Nulla di nuovo, dunque, con la parziale eccezione dell'atteggiamento di Mosca. Che potrebbe rappresentare, più che una novità, un'evoluzione di quella solidarietà con Teheran che resta fruttuosa per la Russia (l'Iran è oggi la sua vera porta verso Sud, considerate le difficoltà nel Caucaso, in Asia Centrale e intorno al Caspio) ma che diventa di giorno in giorno più difficile da gestire anche a causa delle intemperanze del presidente Ahmadinejad. Il signore del Cremlino sa bene che l'Iran non rinuncerà mai alle ambizioni nucleari. Sia a quelle legittime (dotarsi di centrali a uso civile) sia a quelle che la comunità internazionale condanna (il riarmo atomico) e che dal punto di vista tecnico poco distano dalle altre. In questo il Paese è compatto e il voto del Parlamento (221 deputati su 290 hanno approvato la decisione di riprendere le ricerche) lo dimostra.

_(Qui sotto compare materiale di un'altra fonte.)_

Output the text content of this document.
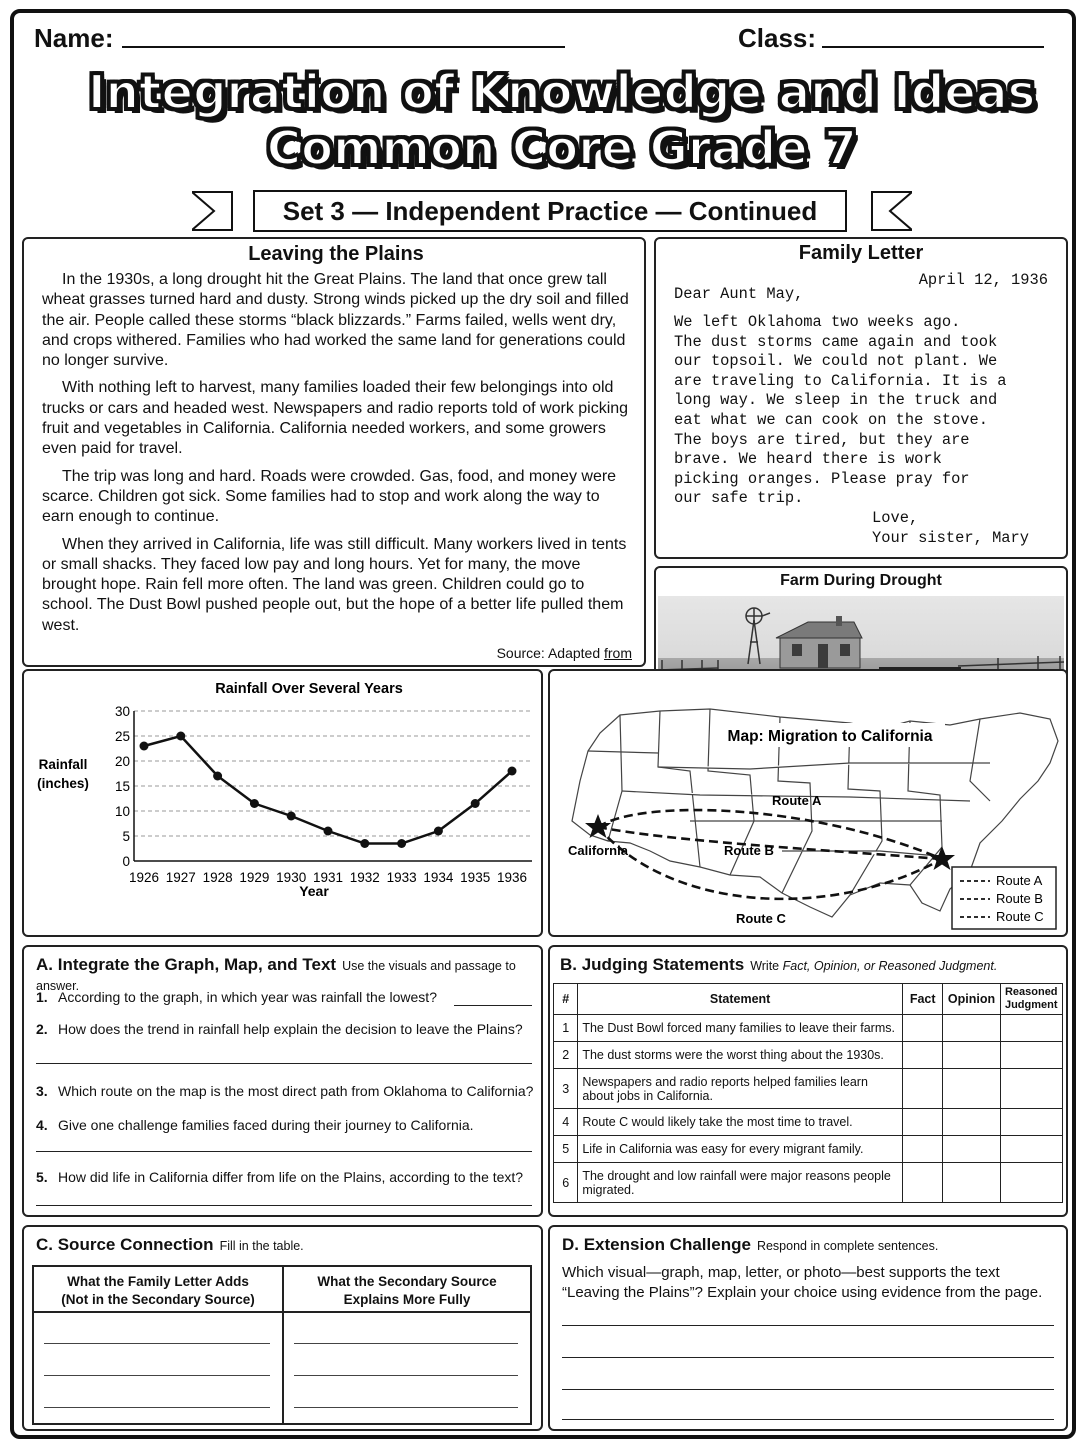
Name:	Class:
Integration of Knowledge and Ideas
Common Core Grade 7
Set 3 — Independent Practice — Continued
Leaving the Plains

In the 1930s, a long drought hit the Great Plains. The land that once grew tall wheat grasses turned hard and dusty. Strong winds picked up the dry soil and filled the air. People called these storms “black blizzards.” Farms failed, wells went dry, and crops withered. Families who had worked the same land for generations could no longer survive.

With nothing left to harvest, many families loaded their few belongings into old trucks or cars and headed west. Newspapers and radio reports told of work picking fruit and vegetables in California. California needed workers, and some growers even paid for travel.

The trip was long and hard. Roads were crowded. Gas, food, and money were scarce. Children got sick. Some families had to stop and work along the way to earn enough to continue.

When they arrived in California, life was still difficult. Many workers lived in tents or small shacks. They faced low pay and long hours. Yet for many, the move brought hope. Rain fell more often. The land was green. Children could go to school. The Dust Bowl pushed people out, but the hope of a better life pulled them west.

Source: Adapted from
Family Letter
April 12, 1936
Dear Aunt May,
We left Oklahoma two weeks ago.
The dust storms came again and took
our topsoil. We could not plant. We
are traveling to California. It is a
long way. We sleep in the truck and
eat what we can cook on the stove.
The boys are tired, but they are
brave. We heard there is work
picking oranges. Please pray for
our safe trip.
Love,
Your sister, Mary
Farm During Drought
Rainfall Over Several Years
Rainfall
(inches)
Year
0
5
10
15
20
25
30
1926 1927 1928 1929 1930 1931 1932 1933 1934 1935 1936
Map: Migration to California
California
Route A
Route B
Route C
Route A
Route B
Route C
A. Integrate the Graph, Map, and Text Use the visuals and passage to answer.
1. According to the graph, in which year was rainfall the lowest?
2. How does the trend in rainfall help explain the decision to leave the Plains?
3. Which route on the map is the most direct path from Oklahoma to California?
4. Give one challenge families faced during their journey to California.
5. How did life in California differ from life on the Plains, according to the text?
B. Judging Statements Write Fact, Opinion, or Reasoned Judgment.
#	Statement	Fact	Opinion	Reasoned Judgment
1	The Dust Bowl forced many families to leave their farms.			
2	The dust storms were the worst thing about the 1930s.			
3	Newspapers and radio reports helped families learn about jobs in California.			
4	Route C would likely take the most time to travel.			
5	Life in California was easy for every migrant family.			
6	The drought and low rainfall were major reasons people migrated.			
C. Source Connection Fill in the table.
What the Family Letter Adds (Not in the Secondary Source)
What the Secondary Source Explains More Fully
D. Extension Challenge Respond in complete sentences.
Which visual—graph, map, letter, or photo—best supports the text “Leaving the Plains”? Explain your choice using evidence from the page.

Gli ayatollah sanno benissimo che procedendo su questa strada lo scontro con il fronte capitanato dagli Usa sarà inevitabile, e doloroso per un Iran che, pur essendo il secondo Paese produttore di petrolio tra quelli dell'Opec, è lontano dall'aver risolto i propri problemi sociali ed economici. Considerata la loro prudenza (l'Iran ha sostenuto il terrorismo ma non ha mai aggredito al cun Paese, né vicino né lontano), vien da chiedersi che cosa sia a spingerli a rischiare tanto. Alcuni dei loro calcoli sono evidenti. La fatica degli Usa, che non possono impegnarsi in altre imprese finché non risolvono il rebus iracheno. L'eventuale choc petrolifero (ieri, alle prime notizie, il greggio è volato oltre i 63 dollari a barile) che ulteriori tensioni in Medio Oriente finirebbero per provocare. L'indecisione di un'Europa poco convinta (vedi le famose armi di Saddam) di essere l'obiettivo di eventuali missili atomici di Teheran.
Il vero cardine dell'intransigenza iraniana, però, è proprio la Russia. Si è ormai delineata una catena di piccoli e grossi ricatti che di fatto blocca la situazione. Dopo aver fornito le basi del programma nucleare iraniano, Mosca è legata a filo doppio con Teheran: non può tirarsi indietro ma non può farsi troppo coinvolgere in progetti che paiono comunque destinati a creare grossi problemi. Neppure Teheran può far da sola, né può contare più di tanto sulla Cina, pronta a concludere affari ma non farsi condizionare. Mosca tenta allora di ribaltare il gioco sugli Usa, proponendosi come l'unico mediatore capace di parlare con gli ayatollah e di farli ragionare, se non desistere.
Come si vede, al di là delle dichiarazioni aggressive, è in atto un gioco di pazienza e di equilibrio. Nessuno vuol fare il primo passo, tutti aspettano che l'altro inciampi. In Iran, intanto, i sigilli sono saltati.